自給飼料増産へ支援

飼料価格の高騰が続く中、粗飼料の自給率向上が肉用牛経営の安定につながる

県、食料安全保障強化で新規事業
奄美でも耕畜連携取組み

 農業の「稼ぐ力」を引き出す県の2023年度施策では、引き続き「人づくり・地域づくりの強化」「生産・加工体制の強化、付加価値の向上」「販路拡大・輸出拡大」の3本柱を掲げている。このうち特性を生かした農畜産業の生産体制づくりは、食料安全保障の強化で新規事業により自給飼料増産に向けた取り組みを支援、奄美群島でもサトウキビと畜産の「耕畜連携」が期待されている。

 安全で安心な農畜産物の安定供給に関する施策として23~25年度の3か年で進められるのは、地域資源フル活用飼料増産対策事業。自給飼料の生産拡大に取り組む生産者や飼料生産支援組織などを支援し、飼料自給率の向上を図るもの。

 事業主体は生産者集団、畜産団体、飼料生産支援組織など。自給飼料の生産・利用拡大対策、飼料生産支援組織の育成・活動強化対策が事業内容。具体的には、畜産農家の自給飼料増産に向けた啓発(生産者研修会などの開催や啓発資料の作成)、地域の実情に応じた自給飼料増産の取り組み(品種選定や収量向上に向けた栽培実証)、飼料作物の作付拡大への取り組み(飼料作物の作付面積の拡大に要する種子購入費助成)などがある。

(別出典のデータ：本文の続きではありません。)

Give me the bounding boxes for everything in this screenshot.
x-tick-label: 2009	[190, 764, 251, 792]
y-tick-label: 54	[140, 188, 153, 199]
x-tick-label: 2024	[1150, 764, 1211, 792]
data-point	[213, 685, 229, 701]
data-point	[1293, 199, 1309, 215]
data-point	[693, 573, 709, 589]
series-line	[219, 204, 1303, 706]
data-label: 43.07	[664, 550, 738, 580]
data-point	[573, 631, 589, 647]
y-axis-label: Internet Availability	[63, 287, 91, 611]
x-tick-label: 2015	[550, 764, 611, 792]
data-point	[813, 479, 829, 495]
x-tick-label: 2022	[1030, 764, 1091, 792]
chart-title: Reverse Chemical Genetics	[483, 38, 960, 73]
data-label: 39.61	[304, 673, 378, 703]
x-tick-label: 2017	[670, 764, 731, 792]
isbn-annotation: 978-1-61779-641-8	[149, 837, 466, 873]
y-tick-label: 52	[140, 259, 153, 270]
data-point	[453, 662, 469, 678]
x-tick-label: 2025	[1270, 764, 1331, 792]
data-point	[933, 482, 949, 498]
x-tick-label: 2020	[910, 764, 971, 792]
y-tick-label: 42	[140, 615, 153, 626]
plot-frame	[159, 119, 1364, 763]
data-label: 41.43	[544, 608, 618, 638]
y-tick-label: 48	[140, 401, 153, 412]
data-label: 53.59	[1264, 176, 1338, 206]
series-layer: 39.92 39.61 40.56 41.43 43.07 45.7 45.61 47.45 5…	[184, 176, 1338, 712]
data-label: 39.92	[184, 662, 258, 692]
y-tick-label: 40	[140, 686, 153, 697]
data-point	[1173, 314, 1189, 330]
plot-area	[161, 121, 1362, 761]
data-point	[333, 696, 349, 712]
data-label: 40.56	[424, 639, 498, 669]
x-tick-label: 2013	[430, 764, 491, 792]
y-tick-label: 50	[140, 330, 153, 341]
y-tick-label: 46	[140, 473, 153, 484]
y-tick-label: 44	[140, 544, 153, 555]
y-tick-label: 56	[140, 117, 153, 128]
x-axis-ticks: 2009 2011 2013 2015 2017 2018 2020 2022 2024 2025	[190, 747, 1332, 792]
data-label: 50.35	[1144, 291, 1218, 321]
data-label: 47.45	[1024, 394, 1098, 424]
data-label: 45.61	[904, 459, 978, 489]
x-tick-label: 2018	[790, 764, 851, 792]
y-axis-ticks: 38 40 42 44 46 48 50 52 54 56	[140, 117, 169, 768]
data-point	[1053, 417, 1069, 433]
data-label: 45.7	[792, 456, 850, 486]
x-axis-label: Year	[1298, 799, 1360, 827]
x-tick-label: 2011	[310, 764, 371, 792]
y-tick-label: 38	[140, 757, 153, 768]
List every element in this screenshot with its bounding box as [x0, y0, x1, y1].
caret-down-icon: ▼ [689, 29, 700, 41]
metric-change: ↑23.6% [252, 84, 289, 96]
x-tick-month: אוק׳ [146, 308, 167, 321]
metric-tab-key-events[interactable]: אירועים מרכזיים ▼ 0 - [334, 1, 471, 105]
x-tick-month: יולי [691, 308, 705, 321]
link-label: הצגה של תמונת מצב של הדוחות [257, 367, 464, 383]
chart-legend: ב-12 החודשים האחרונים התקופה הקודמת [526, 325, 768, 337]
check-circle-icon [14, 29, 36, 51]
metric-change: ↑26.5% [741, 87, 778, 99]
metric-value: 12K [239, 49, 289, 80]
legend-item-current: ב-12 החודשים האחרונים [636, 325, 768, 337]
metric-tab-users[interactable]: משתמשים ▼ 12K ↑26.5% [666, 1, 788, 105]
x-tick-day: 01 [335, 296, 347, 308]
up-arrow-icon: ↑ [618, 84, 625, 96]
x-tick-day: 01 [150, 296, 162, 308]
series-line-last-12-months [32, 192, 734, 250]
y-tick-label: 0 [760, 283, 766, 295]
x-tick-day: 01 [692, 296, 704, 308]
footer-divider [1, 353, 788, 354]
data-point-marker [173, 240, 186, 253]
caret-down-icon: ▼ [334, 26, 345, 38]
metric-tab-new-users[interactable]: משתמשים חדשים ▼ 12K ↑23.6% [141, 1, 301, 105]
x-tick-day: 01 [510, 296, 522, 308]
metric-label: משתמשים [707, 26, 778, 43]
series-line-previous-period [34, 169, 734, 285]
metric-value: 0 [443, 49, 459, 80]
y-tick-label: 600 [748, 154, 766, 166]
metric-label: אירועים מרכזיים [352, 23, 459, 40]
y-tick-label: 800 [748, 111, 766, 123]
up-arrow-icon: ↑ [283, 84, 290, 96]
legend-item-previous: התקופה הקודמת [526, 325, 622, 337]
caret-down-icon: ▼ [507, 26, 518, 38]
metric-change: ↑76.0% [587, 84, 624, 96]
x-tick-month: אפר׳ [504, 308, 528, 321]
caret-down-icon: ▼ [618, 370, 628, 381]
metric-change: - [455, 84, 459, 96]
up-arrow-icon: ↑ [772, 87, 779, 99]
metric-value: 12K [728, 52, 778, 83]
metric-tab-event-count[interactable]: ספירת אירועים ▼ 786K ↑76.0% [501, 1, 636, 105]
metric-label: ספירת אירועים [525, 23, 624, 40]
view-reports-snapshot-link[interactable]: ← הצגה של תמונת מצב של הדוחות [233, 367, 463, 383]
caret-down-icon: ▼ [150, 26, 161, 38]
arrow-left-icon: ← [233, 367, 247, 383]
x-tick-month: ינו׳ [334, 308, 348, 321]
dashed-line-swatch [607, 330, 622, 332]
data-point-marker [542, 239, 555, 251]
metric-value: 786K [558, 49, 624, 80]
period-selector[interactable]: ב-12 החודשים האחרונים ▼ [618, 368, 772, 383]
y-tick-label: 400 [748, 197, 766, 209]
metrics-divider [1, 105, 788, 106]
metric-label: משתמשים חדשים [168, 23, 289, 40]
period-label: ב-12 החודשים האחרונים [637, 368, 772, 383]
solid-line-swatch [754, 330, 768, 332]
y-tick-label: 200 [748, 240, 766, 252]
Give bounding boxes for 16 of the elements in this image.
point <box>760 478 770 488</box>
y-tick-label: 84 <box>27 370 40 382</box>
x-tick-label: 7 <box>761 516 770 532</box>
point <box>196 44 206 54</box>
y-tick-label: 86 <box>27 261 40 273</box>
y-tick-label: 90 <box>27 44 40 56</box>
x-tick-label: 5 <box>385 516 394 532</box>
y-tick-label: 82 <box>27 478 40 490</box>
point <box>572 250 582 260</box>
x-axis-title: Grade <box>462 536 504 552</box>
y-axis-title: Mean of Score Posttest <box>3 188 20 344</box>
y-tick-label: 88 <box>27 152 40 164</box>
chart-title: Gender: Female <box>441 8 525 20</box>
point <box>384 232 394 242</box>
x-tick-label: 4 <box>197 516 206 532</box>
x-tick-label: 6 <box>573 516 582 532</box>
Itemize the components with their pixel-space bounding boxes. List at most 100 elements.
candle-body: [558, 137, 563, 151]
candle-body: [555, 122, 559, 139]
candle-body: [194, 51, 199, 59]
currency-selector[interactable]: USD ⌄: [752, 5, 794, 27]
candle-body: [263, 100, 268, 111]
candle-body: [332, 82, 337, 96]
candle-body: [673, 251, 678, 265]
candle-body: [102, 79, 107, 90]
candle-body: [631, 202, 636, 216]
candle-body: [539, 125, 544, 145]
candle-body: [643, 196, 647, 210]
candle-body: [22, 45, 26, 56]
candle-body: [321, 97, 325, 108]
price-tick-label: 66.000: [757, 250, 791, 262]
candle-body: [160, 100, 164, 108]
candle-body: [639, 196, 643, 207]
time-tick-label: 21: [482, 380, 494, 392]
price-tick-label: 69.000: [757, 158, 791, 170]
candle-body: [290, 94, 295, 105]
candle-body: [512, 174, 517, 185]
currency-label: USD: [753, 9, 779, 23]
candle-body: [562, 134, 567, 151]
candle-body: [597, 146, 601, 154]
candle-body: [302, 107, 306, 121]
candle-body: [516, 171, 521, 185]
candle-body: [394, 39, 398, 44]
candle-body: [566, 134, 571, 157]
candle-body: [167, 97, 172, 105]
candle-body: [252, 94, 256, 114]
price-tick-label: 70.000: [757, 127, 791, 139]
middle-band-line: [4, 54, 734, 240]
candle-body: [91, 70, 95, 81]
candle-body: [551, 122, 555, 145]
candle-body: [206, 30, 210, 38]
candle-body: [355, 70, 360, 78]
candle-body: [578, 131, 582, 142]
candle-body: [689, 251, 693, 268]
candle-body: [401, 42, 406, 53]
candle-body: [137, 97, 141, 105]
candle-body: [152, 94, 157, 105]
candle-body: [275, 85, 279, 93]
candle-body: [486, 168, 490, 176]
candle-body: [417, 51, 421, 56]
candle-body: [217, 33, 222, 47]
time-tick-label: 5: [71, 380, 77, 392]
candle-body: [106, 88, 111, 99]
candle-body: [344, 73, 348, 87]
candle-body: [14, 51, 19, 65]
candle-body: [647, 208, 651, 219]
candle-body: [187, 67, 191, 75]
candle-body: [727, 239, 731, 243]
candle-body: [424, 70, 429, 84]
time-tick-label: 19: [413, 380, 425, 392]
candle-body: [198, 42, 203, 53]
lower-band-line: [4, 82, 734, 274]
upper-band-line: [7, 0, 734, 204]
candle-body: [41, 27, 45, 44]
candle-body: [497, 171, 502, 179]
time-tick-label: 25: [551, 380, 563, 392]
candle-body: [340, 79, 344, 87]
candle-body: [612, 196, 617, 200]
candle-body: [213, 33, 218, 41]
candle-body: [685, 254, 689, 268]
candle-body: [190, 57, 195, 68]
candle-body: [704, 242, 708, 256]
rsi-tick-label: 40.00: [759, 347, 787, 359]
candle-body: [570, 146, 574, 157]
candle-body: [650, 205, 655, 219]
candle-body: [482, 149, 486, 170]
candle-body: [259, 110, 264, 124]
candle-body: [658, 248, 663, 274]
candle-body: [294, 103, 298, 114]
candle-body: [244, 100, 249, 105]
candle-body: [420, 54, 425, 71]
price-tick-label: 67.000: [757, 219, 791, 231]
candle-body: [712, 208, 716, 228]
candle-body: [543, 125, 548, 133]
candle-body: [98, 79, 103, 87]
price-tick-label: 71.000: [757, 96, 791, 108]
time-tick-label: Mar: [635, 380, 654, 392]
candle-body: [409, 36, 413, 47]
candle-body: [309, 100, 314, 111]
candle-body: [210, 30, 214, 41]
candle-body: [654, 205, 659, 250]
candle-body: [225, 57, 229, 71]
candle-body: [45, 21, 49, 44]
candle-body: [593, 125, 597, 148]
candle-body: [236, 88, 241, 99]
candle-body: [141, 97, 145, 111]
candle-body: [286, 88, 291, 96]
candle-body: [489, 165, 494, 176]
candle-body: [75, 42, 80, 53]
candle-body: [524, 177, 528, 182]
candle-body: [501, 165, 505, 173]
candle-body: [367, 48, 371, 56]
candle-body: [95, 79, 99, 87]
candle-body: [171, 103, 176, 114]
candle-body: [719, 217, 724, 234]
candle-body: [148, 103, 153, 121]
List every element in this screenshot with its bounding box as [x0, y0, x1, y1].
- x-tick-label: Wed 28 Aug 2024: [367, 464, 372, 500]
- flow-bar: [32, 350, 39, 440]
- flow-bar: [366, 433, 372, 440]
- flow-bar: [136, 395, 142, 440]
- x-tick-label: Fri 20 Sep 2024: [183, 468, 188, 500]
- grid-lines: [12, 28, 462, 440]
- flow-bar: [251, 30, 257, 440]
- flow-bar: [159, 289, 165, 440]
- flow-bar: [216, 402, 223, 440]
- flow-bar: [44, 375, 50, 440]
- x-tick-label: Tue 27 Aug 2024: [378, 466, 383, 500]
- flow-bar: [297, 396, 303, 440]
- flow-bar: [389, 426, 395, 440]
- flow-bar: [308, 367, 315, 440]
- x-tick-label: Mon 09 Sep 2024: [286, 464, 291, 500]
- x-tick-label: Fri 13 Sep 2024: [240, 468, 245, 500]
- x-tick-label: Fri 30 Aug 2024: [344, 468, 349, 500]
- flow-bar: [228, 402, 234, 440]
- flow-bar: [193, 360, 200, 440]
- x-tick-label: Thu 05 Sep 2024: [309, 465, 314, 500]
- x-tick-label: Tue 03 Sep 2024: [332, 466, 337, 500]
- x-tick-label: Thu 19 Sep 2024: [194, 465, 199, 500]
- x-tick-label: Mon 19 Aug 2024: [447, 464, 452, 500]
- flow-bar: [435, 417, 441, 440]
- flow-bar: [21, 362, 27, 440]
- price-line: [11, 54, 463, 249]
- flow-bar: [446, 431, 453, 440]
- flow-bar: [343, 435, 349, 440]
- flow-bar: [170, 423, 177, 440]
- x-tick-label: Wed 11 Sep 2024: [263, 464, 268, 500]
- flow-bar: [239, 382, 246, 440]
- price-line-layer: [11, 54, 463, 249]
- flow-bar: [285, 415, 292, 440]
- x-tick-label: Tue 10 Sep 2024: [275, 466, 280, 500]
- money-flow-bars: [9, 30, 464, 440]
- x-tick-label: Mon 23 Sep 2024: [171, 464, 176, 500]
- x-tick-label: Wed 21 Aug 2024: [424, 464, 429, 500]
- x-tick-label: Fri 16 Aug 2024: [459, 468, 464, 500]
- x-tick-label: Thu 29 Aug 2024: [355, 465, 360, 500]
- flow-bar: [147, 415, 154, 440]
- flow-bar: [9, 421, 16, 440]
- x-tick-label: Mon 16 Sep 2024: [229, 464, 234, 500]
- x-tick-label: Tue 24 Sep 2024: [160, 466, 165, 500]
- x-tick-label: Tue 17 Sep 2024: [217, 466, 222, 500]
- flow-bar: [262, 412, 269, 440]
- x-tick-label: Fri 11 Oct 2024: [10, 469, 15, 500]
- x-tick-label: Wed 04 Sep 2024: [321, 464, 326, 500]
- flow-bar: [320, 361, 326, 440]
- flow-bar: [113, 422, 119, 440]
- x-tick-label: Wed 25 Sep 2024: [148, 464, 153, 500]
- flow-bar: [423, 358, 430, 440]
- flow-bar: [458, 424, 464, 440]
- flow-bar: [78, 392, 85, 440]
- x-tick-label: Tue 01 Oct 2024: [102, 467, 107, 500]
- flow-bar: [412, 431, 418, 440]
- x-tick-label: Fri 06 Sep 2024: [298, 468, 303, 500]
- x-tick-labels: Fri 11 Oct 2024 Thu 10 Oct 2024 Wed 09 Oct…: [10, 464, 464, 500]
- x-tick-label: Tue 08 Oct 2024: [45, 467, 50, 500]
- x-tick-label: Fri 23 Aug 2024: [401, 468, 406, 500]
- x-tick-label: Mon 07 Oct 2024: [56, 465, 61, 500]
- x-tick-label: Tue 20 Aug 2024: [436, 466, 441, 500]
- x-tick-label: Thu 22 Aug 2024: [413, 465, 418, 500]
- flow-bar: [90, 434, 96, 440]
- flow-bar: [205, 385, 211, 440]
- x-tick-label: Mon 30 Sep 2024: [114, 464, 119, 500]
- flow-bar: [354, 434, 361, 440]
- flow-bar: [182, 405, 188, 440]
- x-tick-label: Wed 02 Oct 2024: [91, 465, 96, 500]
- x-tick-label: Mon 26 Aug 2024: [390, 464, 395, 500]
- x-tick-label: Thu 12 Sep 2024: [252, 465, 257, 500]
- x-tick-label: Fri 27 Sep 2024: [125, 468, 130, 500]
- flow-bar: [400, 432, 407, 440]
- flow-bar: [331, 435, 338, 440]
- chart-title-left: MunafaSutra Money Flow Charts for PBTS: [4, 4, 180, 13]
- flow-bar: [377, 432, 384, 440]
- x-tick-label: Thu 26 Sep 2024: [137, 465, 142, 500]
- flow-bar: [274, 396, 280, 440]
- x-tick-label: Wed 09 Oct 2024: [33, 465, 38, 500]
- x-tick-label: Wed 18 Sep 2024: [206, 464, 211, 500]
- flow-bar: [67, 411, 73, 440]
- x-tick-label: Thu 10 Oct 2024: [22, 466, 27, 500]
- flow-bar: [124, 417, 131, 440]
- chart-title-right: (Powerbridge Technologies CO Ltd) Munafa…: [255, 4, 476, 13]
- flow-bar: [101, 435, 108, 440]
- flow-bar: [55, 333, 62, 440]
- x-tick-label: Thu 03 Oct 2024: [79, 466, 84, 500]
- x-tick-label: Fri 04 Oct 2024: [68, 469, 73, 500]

 繁殖雌牛の増頭が進む奄美では、肉用牛が増えることで必要な堆肥の供給増につながっているほか、自給飼料では群島内で栽培されているサトウキビとの連携も。県肉用牛振興協議会大島支部が取り組んでいるキビ収穫後の残さ(枯れ葉など)であるハカマをロール状に圧縮した「ハカマロール」で、自給で利用の粗飼料が足りない畜産農家への供給に向けた取り組みが進められている。

 「ハカマロール」の活用について県大島支庁農政普及課は「サトウキビが盛んな奄美の特徴として推進でき、循環型農業につながる。定着により耕畜連携が進む」と期待している。県の新規事業の対象として支援されることで活用に弾みがつきそう。